Cass. 1e civ. 14 octobre 2010 n° 09-16.967 (n° 878 F-PB), Sté Chartis Europe c/ Mutuelles du Mans assurances (MMAIARD)

L’incendie criminel qui a causé la perte du bien déposé ne peut constituer un cas de force majeure exonérant le dépositaire de sa responsabilité que s’il est le fait d’une personne étrangère à l’entreprise dépositaire.

Le dépositaire n’est tenu que d’une obligation de moyens mais il lui incombe, en cas de perte ou de détérioration du bien déposé, de prouver qu’il y est étranger, en établissant qu’il a donné à ce bien les mêmes soins que ceux qu’il aurait apportés à la garde des choses lui appartenant ou en démontrant que la détérioration est due à la force majeure. Par principe, la force majeure ne peut pas être constituée par le fait du débiteur ou de son préposé ou substitué.

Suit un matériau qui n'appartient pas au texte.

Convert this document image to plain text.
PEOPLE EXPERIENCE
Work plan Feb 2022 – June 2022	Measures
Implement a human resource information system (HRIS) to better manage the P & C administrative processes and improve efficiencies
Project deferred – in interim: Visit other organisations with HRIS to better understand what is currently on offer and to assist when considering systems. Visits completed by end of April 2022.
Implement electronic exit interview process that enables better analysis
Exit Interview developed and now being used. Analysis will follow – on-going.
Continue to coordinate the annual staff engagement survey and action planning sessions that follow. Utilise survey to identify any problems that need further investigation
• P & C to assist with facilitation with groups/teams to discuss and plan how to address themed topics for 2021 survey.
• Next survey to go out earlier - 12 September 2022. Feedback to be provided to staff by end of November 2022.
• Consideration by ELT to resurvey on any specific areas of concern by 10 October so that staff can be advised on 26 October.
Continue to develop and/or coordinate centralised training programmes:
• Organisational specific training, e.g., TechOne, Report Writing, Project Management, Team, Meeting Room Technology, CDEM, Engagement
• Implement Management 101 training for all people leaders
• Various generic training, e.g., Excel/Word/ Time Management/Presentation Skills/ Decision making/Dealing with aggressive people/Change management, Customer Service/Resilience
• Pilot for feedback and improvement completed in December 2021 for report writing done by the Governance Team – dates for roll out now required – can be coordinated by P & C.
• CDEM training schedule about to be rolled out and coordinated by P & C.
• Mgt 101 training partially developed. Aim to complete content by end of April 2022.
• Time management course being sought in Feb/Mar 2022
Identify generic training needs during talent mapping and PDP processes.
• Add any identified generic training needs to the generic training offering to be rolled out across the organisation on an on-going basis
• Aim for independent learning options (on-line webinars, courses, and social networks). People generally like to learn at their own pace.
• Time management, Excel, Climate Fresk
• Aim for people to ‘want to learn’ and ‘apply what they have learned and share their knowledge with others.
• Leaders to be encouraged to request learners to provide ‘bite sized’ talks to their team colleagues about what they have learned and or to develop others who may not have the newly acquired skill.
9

Une cour d’appel avait jugé que l’incendie criminel qui avait détruit les marchandises confiées à la garde d’un dépositaire (en l’espèce, une entreprise de logistique) constituait un cas de force majeure l’exonérant de sa responsabilité.

Après avoir rappelé les principes ci-dessus, la Cour de cassation a censuré cette décision, reprochant aux juges d’avoir retenu la force majeure sans relever que l’incendie était dû à une personne étrangère à l’entreprise dépositaire.

à noter

Confirmation de jurisprudence en ce qui concerne l’obligation de moyen renforcée mise à la charge du dépositaire (Cass. 1e civ. 11-7-1984 n° 83-13.754 : Bull. civ. I n° 230 ; Cass. 1e civ. 30-3-2005 n° 643 : RJDA 7/05 n° 806 ; Cass. 1e civ. 7-2-2006 n° 04-19.972 : Contrats, conc., consom. 2006 comm. n° 101 note L. Leveneur ; Cass. 1e civ. 22-5-2008 n° 06-17.863 : RJDA 10/08 n° 1011).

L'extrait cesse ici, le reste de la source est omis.